Nach diesen ersten Takten führen uns die vier Hörner in den deutschen Wald. In vielen Aufnahmen hat sie die Klangtechnik leider etwas in den Hintergrund verbannt, oder die vier Stimmen heben sich nicht voneinander ab (Toscanini 45, Pletnjew, Karajan 60 und 71). Gut abgebildet ist das Hornquartett z. B. bei Sinopoli und Davis. Der letzte Teil der Einleitung T. 25-36 gehört den Celli, die sich über pochenden Pauken und zupfenden Kontrabässen sowie an- und abschwellenden Streicher-Tremoli in Szene setzen dürfen. Dazu tritt noch der unheimliche Klang der tiefen Klarinetten, der jedoch bei den meisten Aufnahmen unter die Notenpulte fällt! Obwohl C. M. von Weber in die Paukenstimme Solo geschrieben hat, um damit die Wichtigkeit dieses Instruments an dieser Stelle zu unterstreichen, lassen viele Dirigenten zu, dass die Kontrabässe die Pauke zudecken. Sehr deutlich folgen Sawallisch, Skrowaczewski und Kuhn des Komponisten Anweisung. In den Celli wechseln sich Halbe (bzw. punktierte H.) mit zwei punktierten Achteln ab. Die meisten Dirigenten vertrauen nicht Webers Vorstellungen und scheinen zu glauben, man müsse durch Dehnen der punktierten Achtel die romantische Stimmung zum Kochen bringen: Karajan, Schippers, Mengelberg, Pletnjew.
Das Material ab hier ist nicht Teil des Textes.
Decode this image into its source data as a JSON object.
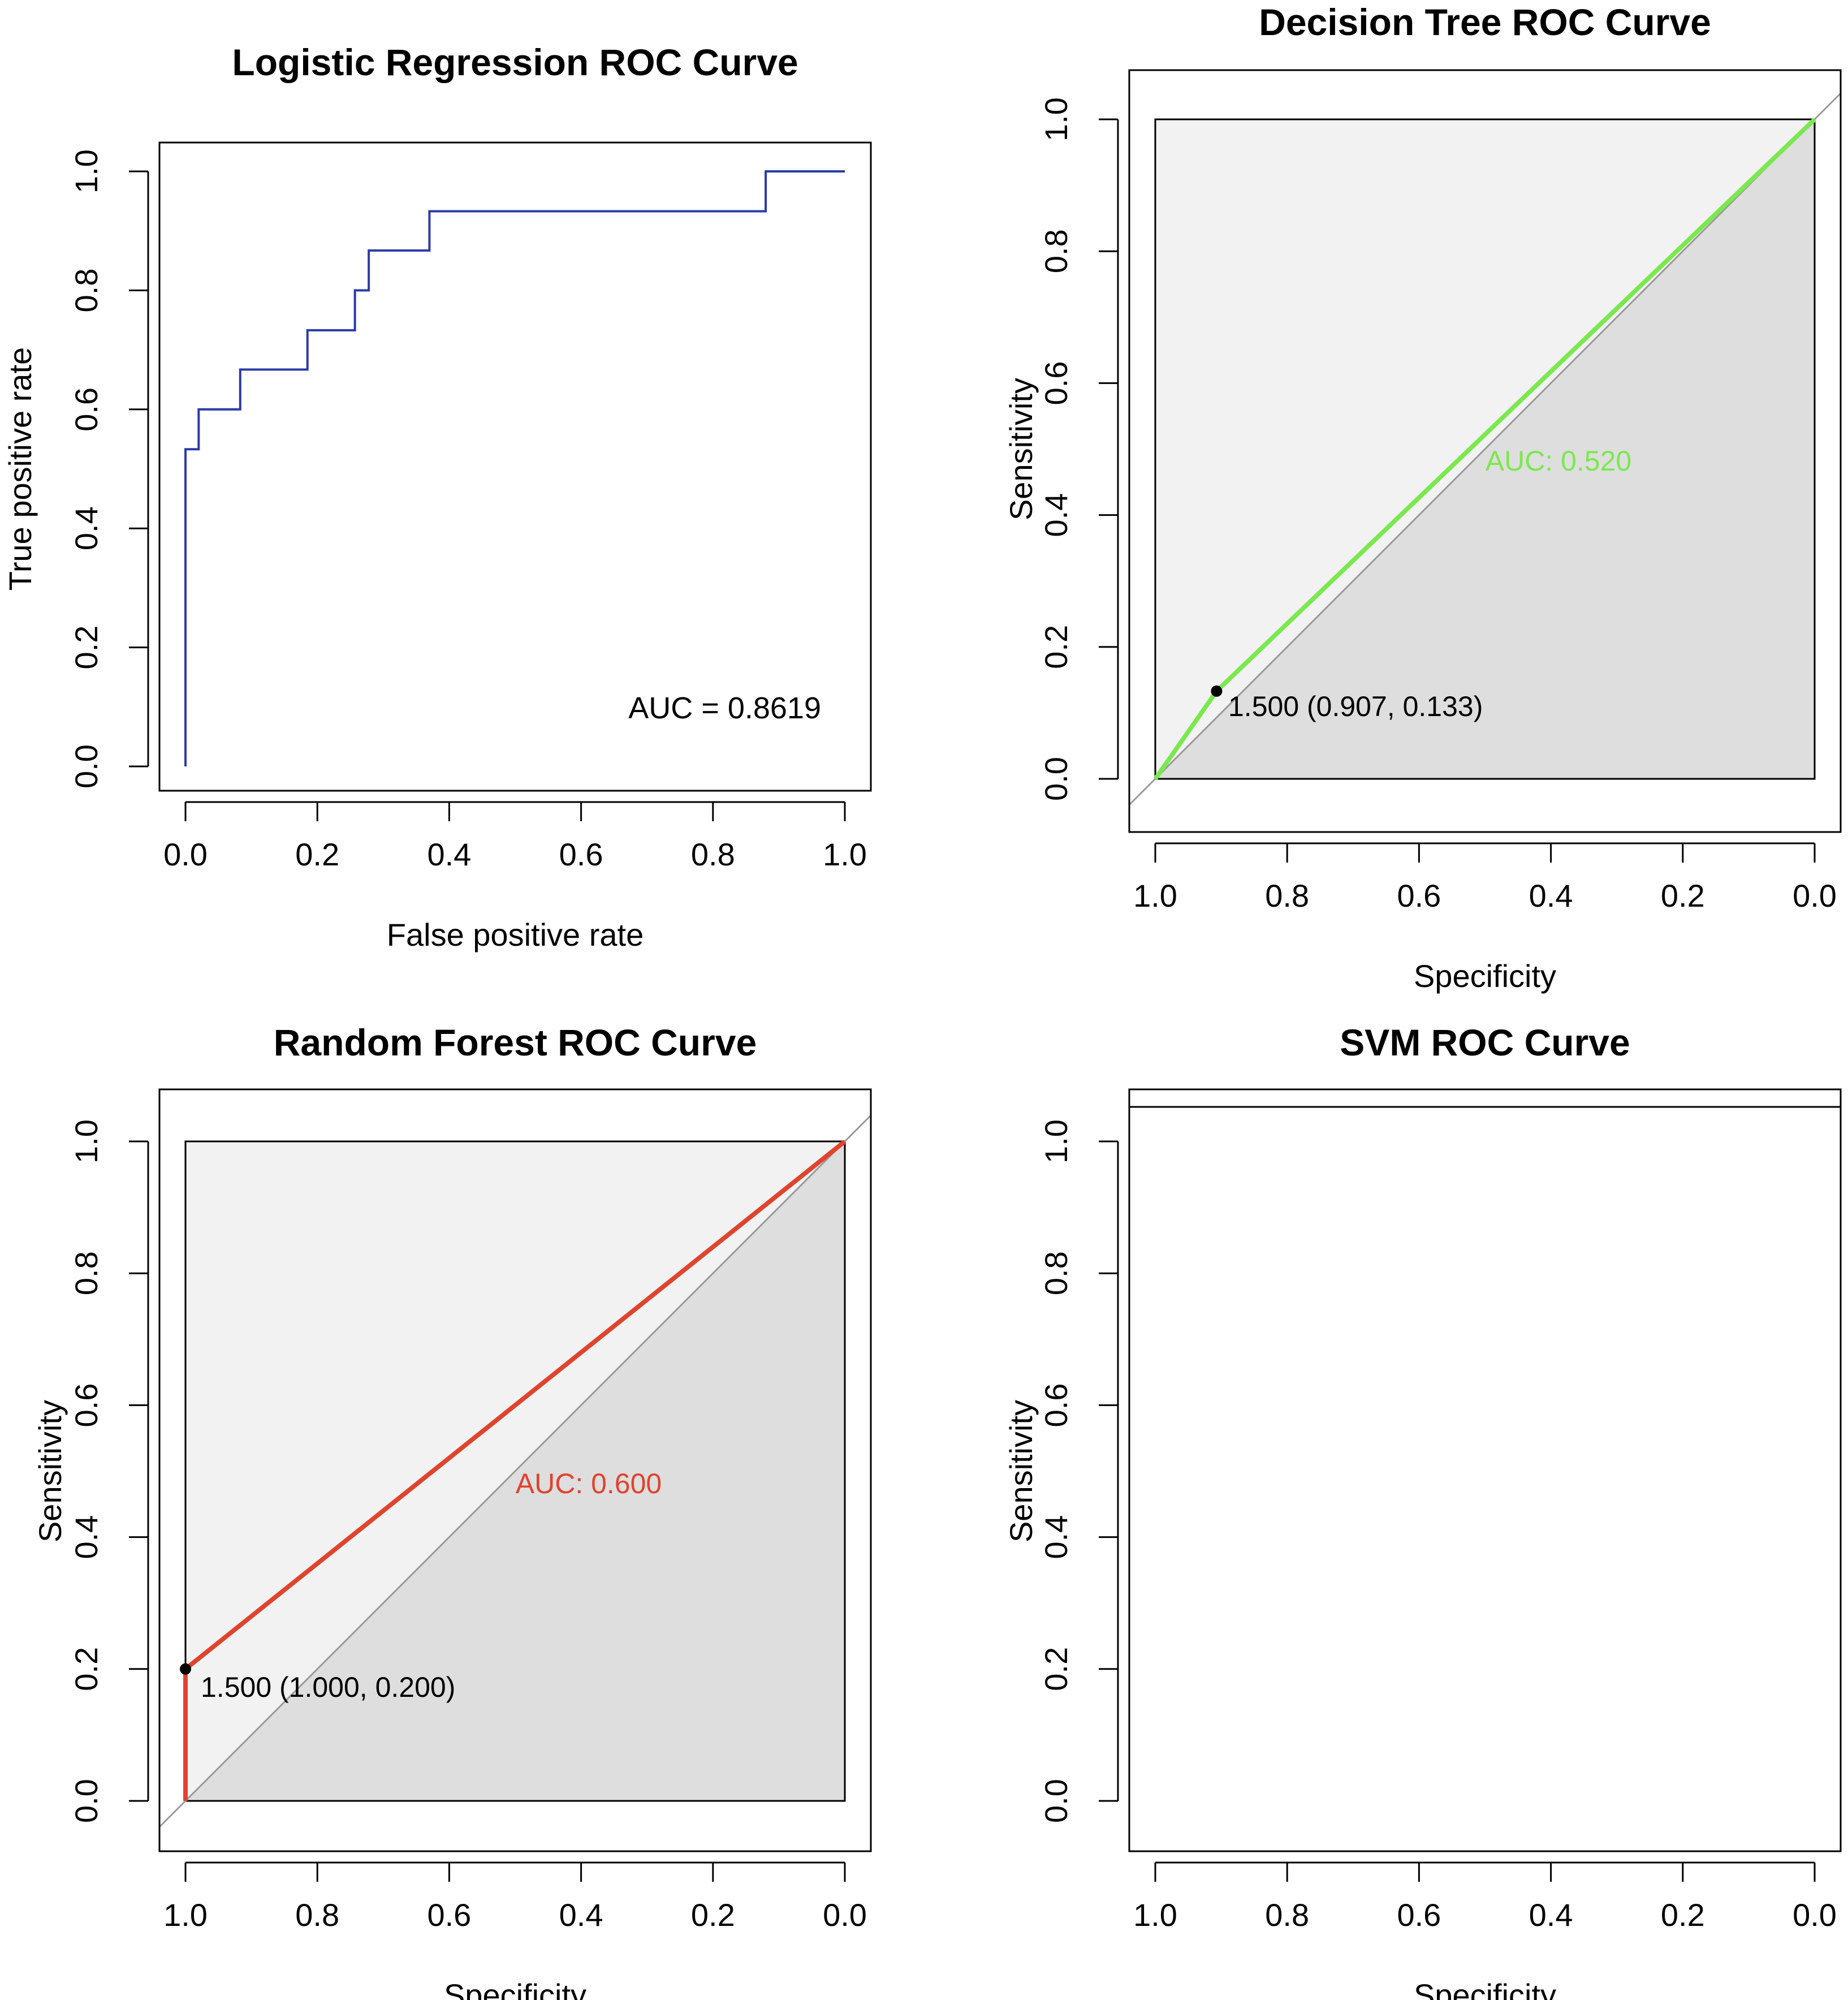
{
  "colors": {
    "logistic_curve": "#2b3aa8",
    "decision_tree_curve": "#7be84f",
    "random_forest_curve": "#e0432e",
    "frame": "#000000",
    "diagonal": "#9a9a9a",
    "shade_upper": "#f2f2f2",
    "shade_lower": "#dedede",
    "threshold_point": "#000000"
  },
  "chart_data": [
    {
      "id": "logistic",
      "type": "line",
      "title": "Logistic Regression ROC Curve",
      "xlabel": "False positive rate",
      "ylabel": "True positive rate",
      "xlim": [
        0,
        1
      ],
      "ylim": [
        0,
        1
      ],
      "x_ticks": [
        "0.0",
        "0.2",
        "0.4",
        "0.6",
        "0.8",
        "1.0"
      ],
      "y_ticks": [
        "0.0",
        "0.2",
        "0.4",
        "0.6",
        "0.8",
        "1.0"
      ],
      "auc_label": "AUC = 0.8619",
      "series": [
        {
          "name": "Logistic Regression",
          "x": [
            0,
            0,
            0.02,
            0.02,
            0.083,
            0.083,
            0.185,
            0.185,
            0.257,
            0.257,
            0.278,
            0.278,
            0.37,
            0.37,
            0.88,
            0.88,
            1.0
          ],
          "y": [
            0,
            0.533,
            0.533,
            0.6,
            0.6,
            0.667,
            0.667,
            0.733,
            0.733,
            0.8,
            0.8,
            0.867,
            0.867,
            0.933,
            0.933,
            1.0,
            1.0
          ]
        }
      ]
    },
    {
      "id": "decision_tree",
      "type": "line",
      "title": "Decision Tree ROC Curve",
      "xlabel": "Specificity",
      "ylabel": "Sensitivity",
      "xlim": [
        1,
        0
      ],
      "ylim": [
        0,
        1
      ],
      "x_ticks": [
        "1.0",
        "0.8",
        "0.6",
        "0.4",
        "0.2",
        "0.0"
      ],
      "y_ticks": [
        "0.0",
        "0.2",
        "0.4",
        "0.6",
        "0.8",
        "1.0"
      ],
      "auc_label": "AUC: 0.520",
      "threshold_label": "1.500 (0.907, 0.133)",
      "threshold_point": {
        "specificity": 0.907,
        "sensitivity": 0.133
      },
      "series": [
        {
          "name": "Decision Tree",
          "specificity": [
            1.0,
            0.907,
            0.0
          ],
          "sensitivity": [
            0.0,
            0.133,
            1.0
          ]
        }
      ]
    },
    {
      "id": "random_forest",
      "type": "line",
      "title": "Random Forest ROC Curve",
      "xlabel": "Specificity",
      "ylabel": "Sensitivity",
      "xlim": [
        1,
        0
      ],
      "ylim": [
        0,
        1
      ],
      "x_ticks": [
        "1.0",
        "0.8",
        "0.6",
        "0.4",
        "0.2",
        "0.0"
      ],
      "y_ticks": [
        "0.0",
        "0.2",
        "0.4",
        "0.6",
        "0.8",
        "1.0"
      ],
      "auc_label": "AUC: 0.600",
      "threshold_label": "1.500 (1.000, 0.200)",
      "threshold_point": {
        "specificity": 1.0,
        "sensitivity": 0.2
      },
      "series": [
        {
          "name": "Random Forest",
          "specificity": [
            1.0,
            1.0,
            0.0
          ],
          "sensitivity": [
            0.0,
            0.2,
            1.0
          ]
        }
      ]
    },
    {
      "id": "svm",
      "type": "line",
      "title": "SVM ROC Curve",
      "xlabel": "Specificity",
      "ylabel": "Sensitivity",
      "xlim": [
        1,
        0
      ],
      "ylim": [
        0,
        1
      ],
      "x_ticks": [
        "1.0",
        "0.8",
        "0.6",
        "0.4",
        "0.2",
        "0.0"
      ],
      "y_ticks": [
        "0.0",
        "0.2",
        "0.4",
        "0.6",
        "0.8",
        "1.0"
      ],
      "series": []
    }
  ]
}
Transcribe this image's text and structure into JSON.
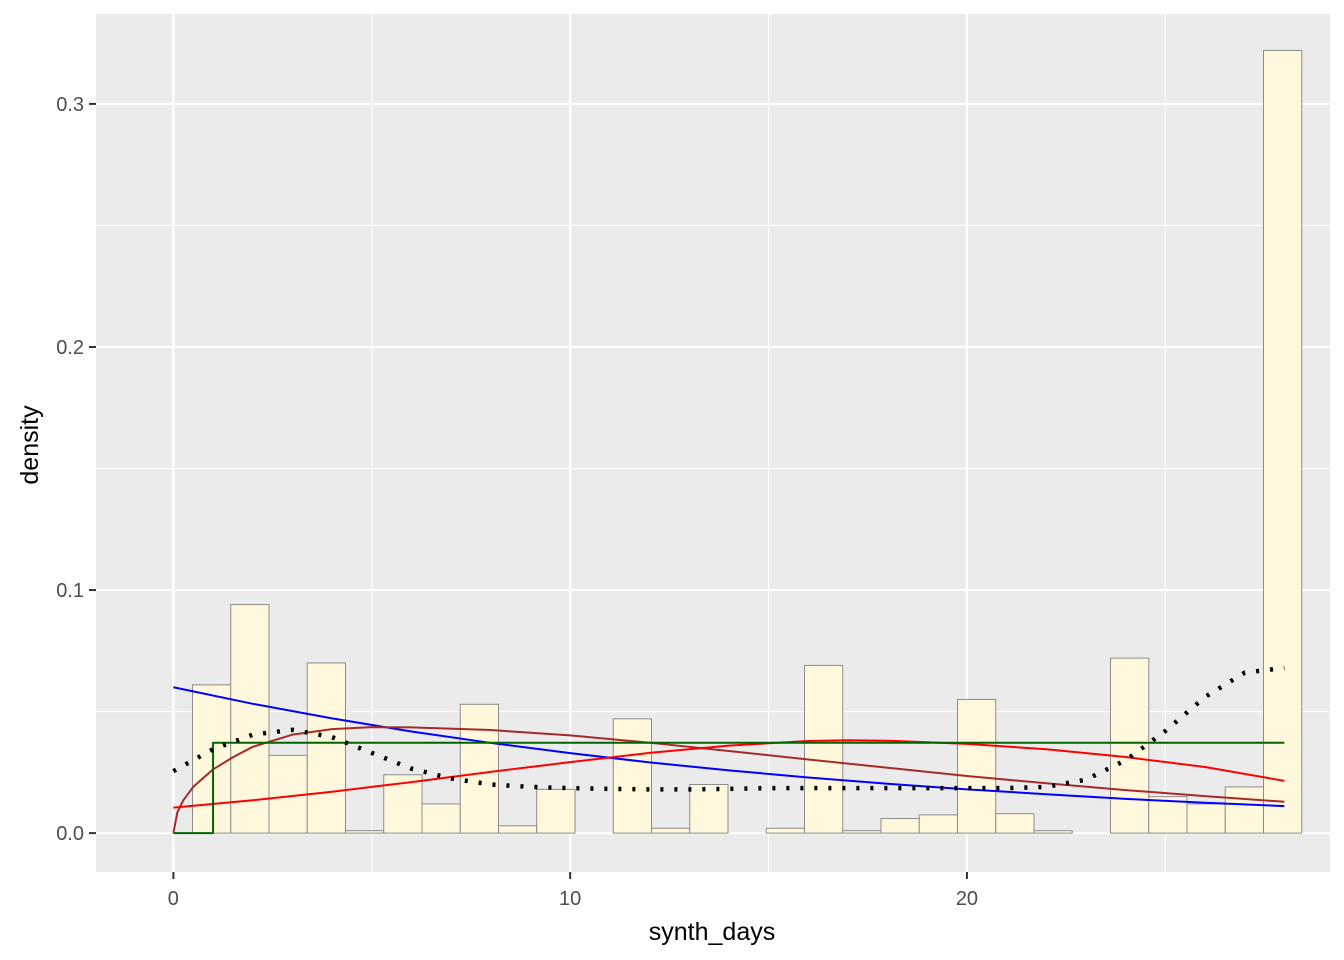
{
  "chart_data": {
    "type": "bar",
    "title": "",
    "xlabel": "synth_days",
    "ylabel": "density",
    "xlim": [
      -1.95,
      29.15
    ],
    "ylim": [
      -0.016,
      0.337
    ],
    "x_ticks": [
      0,
      10,
      20
    ],
    "y_ticks": [
      0.0,
      0.1,
      0.2,
      0.3
    ],
    "x_tick_labels": [
      "0",
      "10",
      "20"
    ],
    "y_tick_labels": [
      "0.0",
      "0.1",
      "0.2",
      "0.3"
    ],
    "grid": true,
    "colors": {
      "panel": "#EBEBEB",
      "grid": "#FFFFFF",
      "bar_fill": "#FFF8DC",
      "bar_stroke": "#8C8C8C",
      "exponential": "#0000FF",
      "gamma": "#A52A2A",
      "normal": "#FF0000",
      "uniform": "#006400",
      "density": "#000000"
    },
    "histogram": {
      "bin_width": 0.964,
      "bin_starts": [
        -0.482,
        0.482,
        1.446,
        2.41,
        3.374,
        4.338,
        5.302,
        6.266,
        7.23,
        8.194,
        9.158,
        10.122,
        11.086,
        12.05,
        13.014,
        13.978,
        14.942,
        15.906,
        16.87,
        17.834,
        18.798,
        19.762,
        20.726,
        21.69,
        22.654,
        23.618,
        24.582,
        25.546,
        26.51,
        27.474
      ],
      "density": [
        0.0,
        0.061,
        0.094,
        0.032,
        0.07,
        0.001,
        0.024,
        0.012,
        0.053,
        0.003,
        0.018,
        0.0,
        0.047,
        0.002,
        0.02,
        0.0,
        0.002,
        0.069,
        0.001,
        0.006,
        0.0075,
        0.055,
        0.008,
        0.001,
        0.0,
        0.072,
        0.015,
        0.012,
        0.019,
        0.322
      ]
    },
    "series": [
      {
        "style": "solid",
        "color": "#0000FF",
        "x": [
          0,
          2,
          4,
          6,
          8,
          10,
          12,
          14,
          16,
          18,
          20,
          22,
          24,
          26,
          28
        ],
        "y": [
          0.06,
          0.0532,
          0.0472,
          0.0418,
          0.0371,
          0.0329,
          0.0291,
          0.0258,
          0.0229,
          0.0203,
          0.018,
          0.016,
          0.0141,
          0.0125,
          0.0111
        ]
      },
      {
        "style": "solid",
        "color": "#A52A2A",
        "x": [
          0,
          0.1,
          0.25,
          0.5,
          1,
          1.5,
          2,
          3,
          4,
          5,
          6,
          8,
          10,
          12,
          14,
          16,
          18,
          20,
          22,
          24,
          26,
          28
        ],
        "y": [
          0.0,
          0.0085,
          0.0135,
          0.019,
          0.0262,
          0.0312,
          0.0355,
          0.0405,
          0.0428,
          0.0436,
          0.0435,
          0.0424,
          0.0402,
          0.0372,
          0.0338,
          0.0303,
          0.0269,
          0.0235,
          0.0205,
          0.0177,
          0.0152,
          0.0129
        ]
      },
      {
        "style": "solid",
        "color": "#FF0000",
        "x": [
          0,
          2,
          4,
          6,
          8,
          10,
          12,
          14,
          16,
          17,
          18,
          20,
          22,
          24,
          26,
          28
        ],
        "y": [
          0.0105,
          0.0135,
          0.017,
          0.021,
          0.0252,
          0.0292,
          0.033,
          0.036,
          0.0379,
          0.0382,
          0.038,
          0.0367,
          0.0345,
          0.0313,
          0.0272,
          0.0215
        ]
      },
      {
        "style": "step",
        "color": "#006400",
        "x": [
          0,
          1,
          1,
          28
        ],
        "y": [
          0.0,
          0.0,
          0.0372,
          0.0372
        ]
      },
      {
        "style": "dotted",
        "color": "#000000",
        "x": [
          0,
          1,
          2,
          3,
          4,
          5,
          6,
          7,
          8,
          9,
          10,
          11,
          12,
          13,
          14,
          15,
          16,
          17,
          18,
          19,
          20,
          21,
          22,
          23,
          24,
          25,
          26,
          27,
          28
        ],
        "y": [
          0.0255,
          0.0345,
          0.0405,
          0.0425,
          0.0395,
          0.033,
          0.0265,
          0.0225,
          0.02,
          0.019,
          0.0185,
          0.0182,
          0.018,
          0.018,
          0.0182,
          0.0185,
          0.0185,
          0.0185,
          0.0185,
          0.0185,
          0.0185,
          0.0185,
          0.019,
          0.022,
          0.03,
          0.042,
          0.056,
          0.066,
          0.068
        ]
      }
    ]
  }
}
Eine ähnliche Stelle folgt im Allegro: nach dem dreimaligen Hörnerruf T. 93 ff. spielt die Klarinette ein Solo, dass auf Maxens Gesang „O dringt kein Strahl durch diese Nächte" basiert. Diese Passage sollte der Spieler im Metrum spielen, nicht rubato! Karajan 60, Schippers und Davis waren bei der Aufnahme anderer Meinung.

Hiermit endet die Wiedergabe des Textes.